In our exercise, probabilities are computed by plugging in the values n = 15, p = 0.67, and k = desired number of successes.

This way, probability calculations help us estimate the various outcomes with precision.
Expectation and Variance
In the realm of statistics, the concepts of expectation and variance help us understand the behavior of random variables. Especially within a binomial distribution, they give us meaningful insights about the average outcome and its variability.

The expected value, or expectation, of a binomially distributed random variable X is calculated as \( E = np \). It tells us the average number of successes expected, based on the probability and number of trials. Here, with n = 15 trials and p = 0.67 probability of success, expectation is \( E = 15 \times 0.67 = 10.05 \). This means, on average, about 10 adults are expected to support penny production.

The variance gives us a measure of the spread or dispersion of the distribution. It is calculated as \( \text{Var}(X) = np(1-p) \). This shows how much variability we have around the expected value.

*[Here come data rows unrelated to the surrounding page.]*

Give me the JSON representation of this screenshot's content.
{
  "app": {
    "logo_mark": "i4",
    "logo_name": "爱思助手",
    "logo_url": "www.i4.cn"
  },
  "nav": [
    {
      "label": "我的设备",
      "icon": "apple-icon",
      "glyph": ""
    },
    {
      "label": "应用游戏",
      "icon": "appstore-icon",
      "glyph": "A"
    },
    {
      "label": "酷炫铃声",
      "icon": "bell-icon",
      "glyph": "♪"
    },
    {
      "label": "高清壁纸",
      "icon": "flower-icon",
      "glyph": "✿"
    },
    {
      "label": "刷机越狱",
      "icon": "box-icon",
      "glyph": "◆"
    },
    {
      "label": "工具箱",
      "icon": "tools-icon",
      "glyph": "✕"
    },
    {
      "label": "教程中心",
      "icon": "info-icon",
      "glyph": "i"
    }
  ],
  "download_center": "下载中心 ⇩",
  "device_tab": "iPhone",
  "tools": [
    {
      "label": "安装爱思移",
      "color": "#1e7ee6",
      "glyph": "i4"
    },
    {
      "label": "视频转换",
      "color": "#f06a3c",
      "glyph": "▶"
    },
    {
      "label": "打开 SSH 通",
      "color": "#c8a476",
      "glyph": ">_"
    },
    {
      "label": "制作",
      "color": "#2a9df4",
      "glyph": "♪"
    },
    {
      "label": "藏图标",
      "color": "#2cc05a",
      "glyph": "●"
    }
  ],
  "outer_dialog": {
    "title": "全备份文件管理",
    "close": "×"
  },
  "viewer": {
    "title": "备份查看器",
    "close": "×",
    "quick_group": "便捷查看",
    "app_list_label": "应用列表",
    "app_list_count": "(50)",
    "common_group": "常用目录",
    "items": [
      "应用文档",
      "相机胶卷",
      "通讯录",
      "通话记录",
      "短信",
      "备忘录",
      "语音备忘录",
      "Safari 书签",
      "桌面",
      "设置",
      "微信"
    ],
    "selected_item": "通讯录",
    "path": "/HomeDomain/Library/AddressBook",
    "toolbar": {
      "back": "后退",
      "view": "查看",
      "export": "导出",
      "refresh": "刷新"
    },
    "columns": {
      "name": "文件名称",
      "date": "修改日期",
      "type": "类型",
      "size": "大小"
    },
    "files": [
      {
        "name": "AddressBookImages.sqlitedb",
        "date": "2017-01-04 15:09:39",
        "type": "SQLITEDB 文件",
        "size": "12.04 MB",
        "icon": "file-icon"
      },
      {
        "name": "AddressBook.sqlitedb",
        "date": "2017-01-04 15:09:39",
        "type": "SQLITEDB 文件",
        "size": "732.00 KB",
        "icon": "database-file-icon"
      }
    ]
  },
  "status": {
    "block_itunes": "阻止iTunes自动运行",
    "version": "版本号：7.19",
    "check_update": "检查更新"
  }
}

For our exercise, substituting n = 15 and p = 0.67, variance equals \( 3.315 \).

The standard deviation, the square root of variance, offers a more intuitive measure of spread, approximated here as \( \sigma \approx 1.82 \). It indicates how much outcomes are expected to deviate from the mean, either positively or negatively, in typical scenarios.
Probability Mass Function
The probability mass function (PMF) is a fundamental concept when dealing with discrete probability distributions like the binomial distribution. It provides the probability that a discrete random variable is exactly equal to a particular value.

In a binomial context, the PMF helps compute probabilities of achieving a specific number of successes in a series of trials. Using the binomial formula \( P(X = k) = \binom{n}{k} p^k (1-p)^{n-k} \), we can derive the PMF for certain outcomes. For example, knowing the PMF allows us to calculate the probability of exactly 8 adults supporting pennies: \( P(X = 8) \approx 0.075 \) in our scenario.

This function is key to solving various probability problems because it specifies probabilities for each potential outcome, ranging from 0 to the total number of trials, n. By summing these discrete probabilities, it is also possible to find cumulative probabilities. For instance, the likelihood of at least 8 adults supporting penny production can be evaluated by summing probabilities from 8 to 15.
  • This teaches us how to leverage the PMF for precise probability queries.